I tried rook for the R clue and it didn't take. I got all pissy, looked it up on Wikipedia and saw that the rooks are slightly smaller. Well played Jetpunk
They peck on trees because that is woodpecker morse code. They send secret messages that way. I've actually cracked their code and have covertly listened in on some woodpecker conversations. They tell a lot of knock-knock jokes.
Funny, I tried that first too (just from the description, otherwise I had no clue), then tried common extensions for birds. Didn't have to try hard though as I got it straight on the first attempt. Lucky guess!
I wouldn't say magpies and ravens are merely "like" crows, given that they are crows; the word "crow" refers to the genus. I'm guessing you're comparing them with the carrion crow (which a lot of people just refer to as a crow), but a more accurate wording would be "A type of crow with black and white plumage" or "A large species of crow".
I thought this, and then checked. Corvidae is a family which contains crows, ravens, rooks, jackdaws, jays, magpies, treepies, choughs, and nutcrackers.
Do Yellowhammers sound like Beethoven's fifth? I always thought they went "Little-bit-of-bread-and-no-cheese" whereas Beethoven's 5th goes something like "Da-da-da-DAAA".
The many flamingos I saw in the extreme south of Patagonia would beg to differ with this quiz on being designated 'tropical'. Well they would if they could talk and had any concept of such things.

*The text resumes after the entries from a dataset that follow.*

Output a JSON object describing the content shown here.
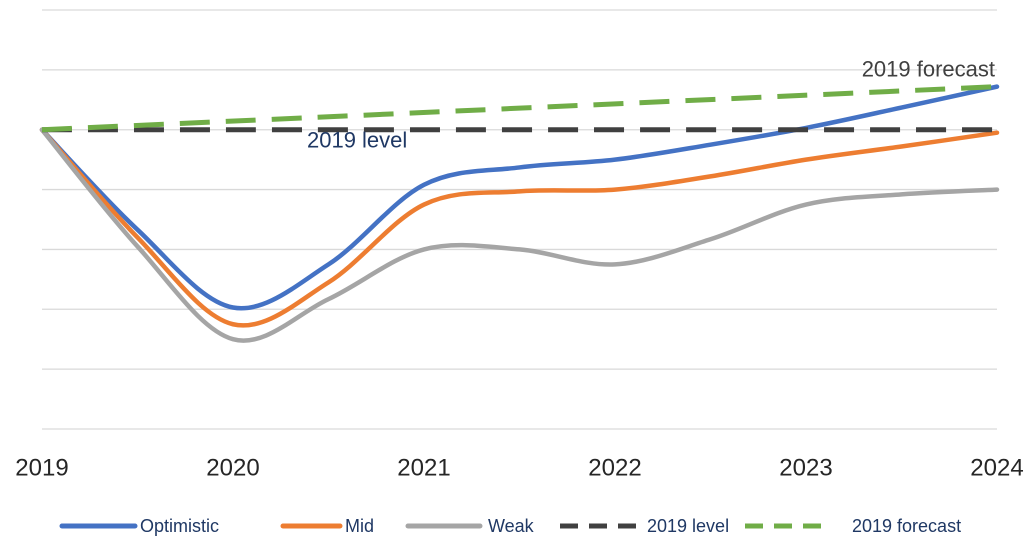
{
  "chart_data": {
    "type": "line",
    "x": [
      2019,
      2019.5,
      2020,
      2020.5,
      2021,
      2021.5,
      2022,
      2022.5,
      2023,
      2023.5,
      2024
    ],
    "series": [
      {
        "name": "Optimistic",
        "color": "#4472c4",
        "values": [
          0,
          -1.67,
          -2.97,
          -2.25,
          -0.92,
          -0.63,
          -0.5,
          -0.25,
          0.03,
          0.37,
          0.72
        ]
      },
      {
        "name": "Mid",
        "color": "#ed7d31",
        "values": [
          0,
          -1.8,
          -3.25,
          -2.55,
          -1.25,
          -1.03,
          -1.0,
          -0.78,
          -0.5,
          -0.28,
          -0.05
        ]
      },
      {
        "name": "Weak",
        "color": "#a5a5a5",
        "values": [
          0,
          -1.95,
          -3.5,
          -2.83,
          -2.0,
          -2.0,
          -2.25,
          -1.83,
          -1.25,
          -1.08,
          -1.0
        ]
      },
      {
        "name": "2019 level",
        "color": "#404040",
        "dashed": true,
        "x": [
          2019,
          2024
        ],
        "values": [
          0,
          0
        ]
      },
      {
        "name": "2019 forecast",
        "color": "#70ad47",
        "dashed": true,
        "x": [
          2019,
          2024
        ],
        "values": [
          0,
          0.72
        ]
      }
    ],
    "annotations": [
      {
        "text": "2019 forecast",
        "x": 2024,
        "y": 0.72
      },
      {
        "text": "2019 level",
        "x": 2020.65,
        "y": 0
      }
    ],
    "xlim": [
      2019,
      2024
    ],
    "xticks": [
      2019,
      2020,
      2021,
      2022,
      2023,
      2024
    ],
    "ylim": [
      -5,
      2
    ],
    "yticks": [
      -5,
      -4,
      -3,
      -2,
      -1,
      0,
      1,
      2
    ],
    "grid": true,
    "legend": "bottom"
  }
}
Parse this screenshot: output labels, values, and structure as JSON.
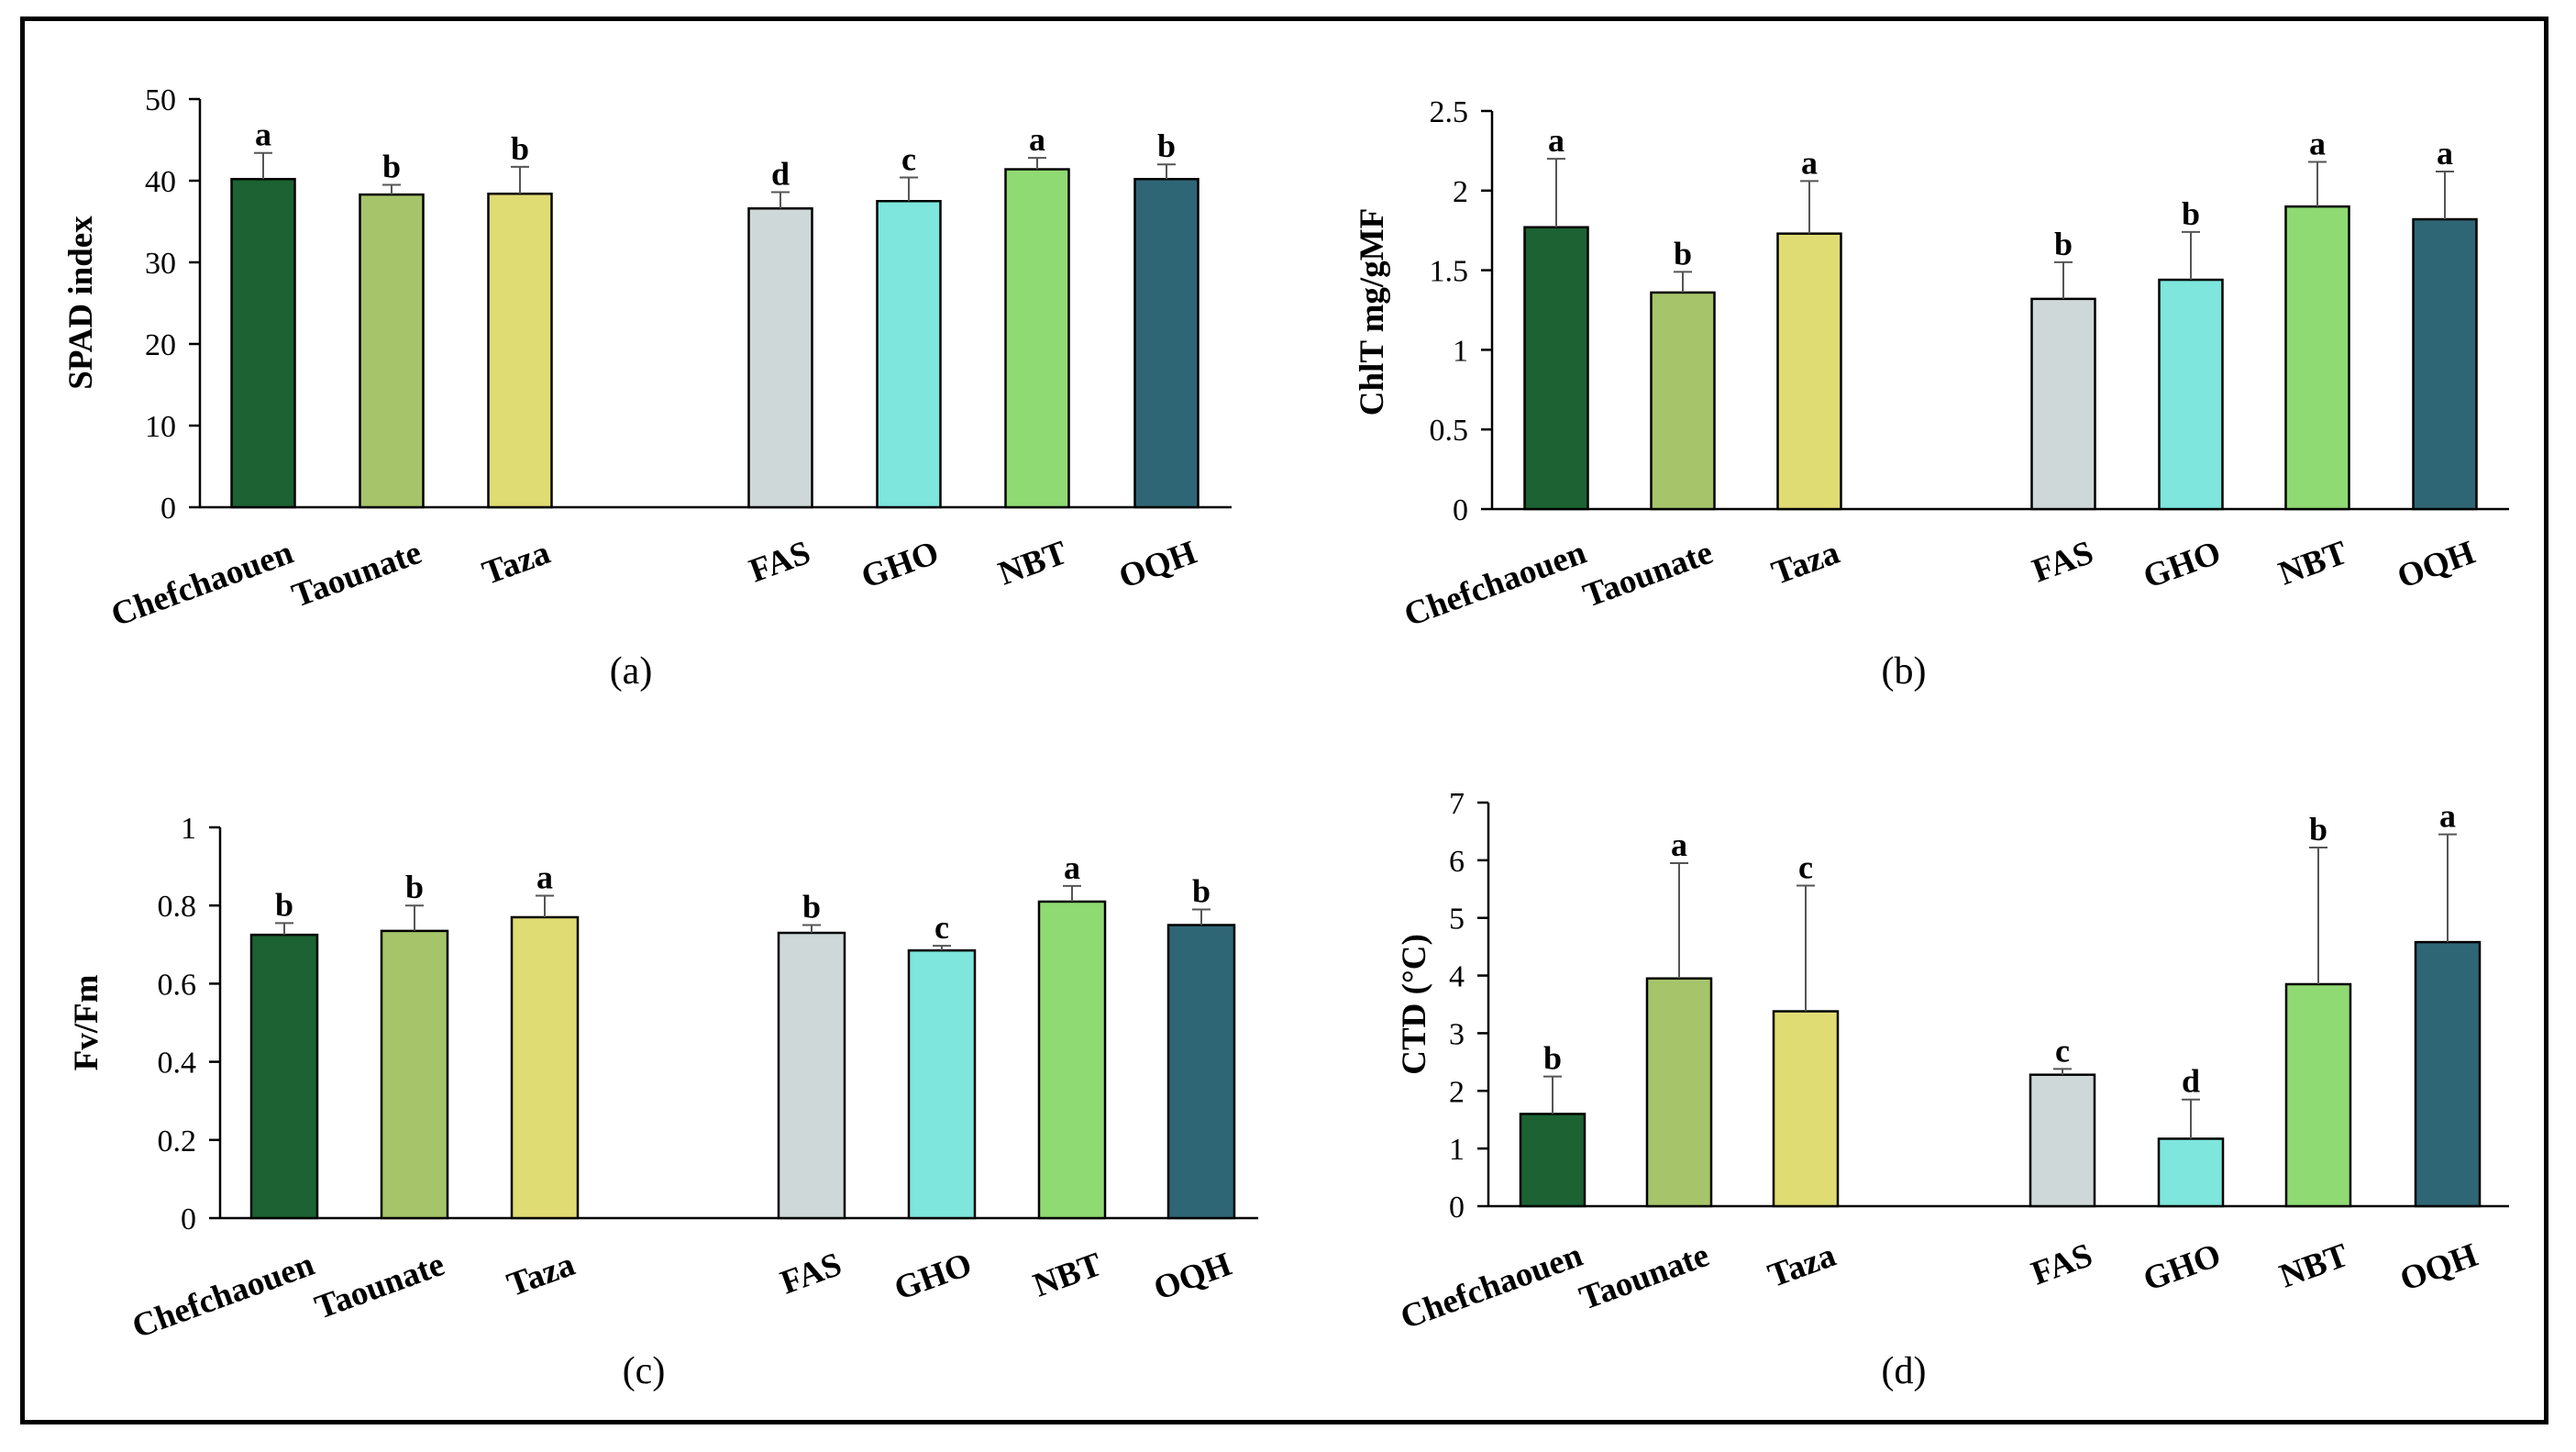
{
  "colors": {
    "Chefchaouen": "#1c6233",
    "Taounate": "#a6c46a",
    "Taza": "#e0dc74",
    "FAS": "#cfd8d8",
    "GHO": "#7ee6dc",
    "NBT": "#8fda72",
    "OQH": "#2f6676"
  },
  "chart_data": [
    {
      "type": "bar",
      "panel_label": "(a)",
      "ylabel": "SPAD index",
      "ylim": [
        0,
        50
      ],
      "yticks": [
        0,
        10,
        20,
        30,
        40,
        50
      ],
      "categories": [
        "Chefchaouen",
        "Taounate",
        "Taza",
        "FAS",
        "GHO",
        "NBT",
        "OQH"
      ],
      "values": [
        40.2,
        38.3,
        38.4,
        36.6,
        37.5,
        41.4,
        40.2
      ],
      "errors": [
        3.2,
        1.2,
        3.3,
        2.0,
        2.9,
        1.4,
        1.8
      ],
      "letters": [
        "a",
        "b",
        "b",
        "d",
        "c",
        "a",
        "b"
      ]
    },
    {
      "type": "bar",
      "panel_label": "(b)",
      "ylabel": "ChlT  mg/gMF",
      "ylim": [
        0,
        2.5
      ],
      "yticks": [
        0,
        0.5,
        1,
        1.5,
        2,
        2.5
      ],
      "categories": [
        "Chefchaouen",
        "Taounate",
        "Taza",
        "FAS",
        "GHO",
        "NBT",
        "OQH"
      ],
      "values": [
        1.77,
        1.36,
        1.73,
        1.32,
        1.44,
        1.9,
        1.82
      ],
      "errors": [
        0.43,
        0.13,
        0.33,
        0.23,
        0.3,
        0.28,
        0.3
      ],
      "letters": [
        "a",
        "b",
        "a",
        "b",
        "b",
        "a",
        "a"
      ]
    },
    {
      "type": "bar",
      "panel_label": "(c)",
      "ylabel": "Fv/Fm",
      "ylim": [
        0,
        1
      ],
      "yticks": [
        0,
        0.2,
        0.4,
        0.6,
        0.8,
        1
      ],
      "categories": [
        "Chefchaouen",
        "Taounate",
        "Taza",
        "FAS",
        "GHO",
        "NBT",
        "OQH"
      ],
      "values": [
        0.725,
        0.735,
        0.77,
        0.73,
        0.685,
        0.81,
        0.75
      ],
      "errors": [
        0.03,
        0.065,
        0.055,
        0.02,
        0.012,
        0.04,
        0.04
      ],
      "letters": [
        "b",
        "b",
        "a",
        "b",
        "c",
        "a",
        "b"
      ]
    },
    {
      "type": "bar",
      "panel_label": "(d)",
      "ylabel": "CTD (°C)",
      "ylim": [
        0,
        7
      ],
      "yticks": [
        0,
        1,
        2,
        3,
        4,
        5,
        6,
        7
      ],
      "categories": [
        "Chefchaouen",
        "Taounate",
        "Taza",
        "FAS",
        "GHO",
        "NBT",
        "OQH"
      ],
      "values": [
        1.6,
        3.95,
        3.38,
        2.28,
        1.17,
        3.85,
        4.58
      ],
      "errors": [
        0.65,
        2.0,
        2.18,
        0.1,
        0.68,
        2.37,
        1.87
      ],
      "letters": [
        "b",
        "a",
        "c",
        "c",
        "d",
        "b",
        "a"
      ]
    }
  ]
}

But yeah, some flamingos may be found in the tropics, but the majority of their range is outside the tropics and in some cases waaaaay outside the tropics.
The stork-delivery story has been around for more than 100 years. Even if you never heard it in real life, you could've learned it from, say, watching Dumbo in the 1940s.
zizizizizizi zeee – sounds more like a rusty bike chain than Beethoven's 5th to me.
For x you could look if you can find a good clue for a Xenops. It would probably be the least guessed of all these but at least you'd have a bird for every letter.
I saw "spectacular plumage" and immediately tried "Parrot." When it didn't work, I tried to figure out what else I could call the Norwegian Blue that would start with "P," and then the rest of the clue sunk in.
Yellowhammer, that would be "a little bit of bread and nooooo cheese!" Or maybe, "Bauer miet mich, Bauer, miet mich!" Beethoven's Fifth, that did not ring a bell!
For x you could look if you can find a good clue for a Xenops. It would probably be the least guessed of all these but at least you'd have a bird for every letter.
Oh, and cranes are waterfowl? That's news to me.
South American bird that starts with an X.